The second main screen was now rotating through the forward cam footage of each fighter on an attack run, as the pilot thumbed a switch giving its footage temporary priority in the system. Tal leaned forward, anxious to get her first look at the ground pounder in real time.
It was an ugly monstrosity, but it was also the most efficient, vicious killing machine she had ever seen. It reacted instantly to the attacks, firing out a never-ending stream of laser bursts and rapidgun bullets that were tearing the fighters apart. Not all of the pilots were as good as Modro had been, and most of them took hits as they strafed the river. They were also hampered by the canyon, which not only limited their approach path but also narrowed the range that the ground pounder needed to target.
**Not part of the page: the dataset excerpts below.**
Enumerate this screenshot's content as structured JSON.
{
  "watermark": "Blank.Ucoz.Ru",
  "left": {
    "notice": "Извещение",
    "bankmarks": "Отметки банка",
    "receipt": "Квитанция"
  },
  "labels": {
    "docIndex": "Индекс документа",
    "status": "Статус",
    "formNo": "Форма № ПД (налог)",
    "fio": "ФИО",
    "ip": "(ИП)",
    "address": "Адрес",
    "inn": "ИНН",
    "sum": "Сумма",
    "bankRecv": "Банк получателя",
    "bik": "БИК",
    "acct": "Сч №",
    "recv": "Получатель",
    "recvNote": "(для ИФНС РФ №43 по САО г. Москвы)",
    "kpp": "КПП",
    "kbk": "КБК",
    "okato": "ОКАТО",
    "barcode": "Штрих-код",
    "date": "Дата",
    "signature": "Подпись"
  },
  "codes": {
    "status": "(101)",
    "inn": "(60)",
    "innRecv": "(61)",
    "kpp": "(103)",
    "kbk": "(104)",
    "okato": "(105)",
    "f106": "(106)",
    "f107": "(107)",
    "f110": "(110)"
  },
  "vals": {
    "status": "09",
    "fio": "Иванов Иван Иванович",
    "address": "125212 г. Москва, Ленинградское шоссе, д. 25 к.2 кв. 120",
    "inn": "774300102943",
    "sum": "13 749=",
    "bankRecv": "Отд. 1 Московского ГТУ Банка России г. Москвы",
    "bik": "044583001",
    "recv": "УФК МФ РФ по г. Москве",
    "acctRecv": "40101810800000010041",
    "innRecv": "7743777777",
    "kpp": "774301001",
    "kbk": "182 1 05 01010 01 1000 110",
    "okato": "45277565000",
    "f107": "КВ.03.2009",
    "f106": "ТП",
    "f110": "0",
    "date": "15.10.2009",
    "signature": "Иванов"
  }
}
But that wasn’t the worst of it.
Amidst the steady firing of its other weaponry, the ground pounder was launching missiles, one after another. The smaller viewscreens were showing missile tracks in the air, and the pilots were shouting warnings right and left. Every fighter that appeared over the canyon was marked and targeted, at which point it could only flee and hope the pilots on defensive duty would take care of it.
Most of them did. Some failed.
A red dot winked off the displays as a missile found its target. Then another. Then a third. Other pilots were reporting themselves hit by rapidgun or laser fire, but their lights stayed on, meaning the cabin itself was still intact. But every time a missile hit its target, a transport was disintegrated along with its pilot. They weren’t blowing their cabins in time.
Another red dot vanished.
“Dammit,” Tal whispered, clenching her hands into fists. “Get over the trap.”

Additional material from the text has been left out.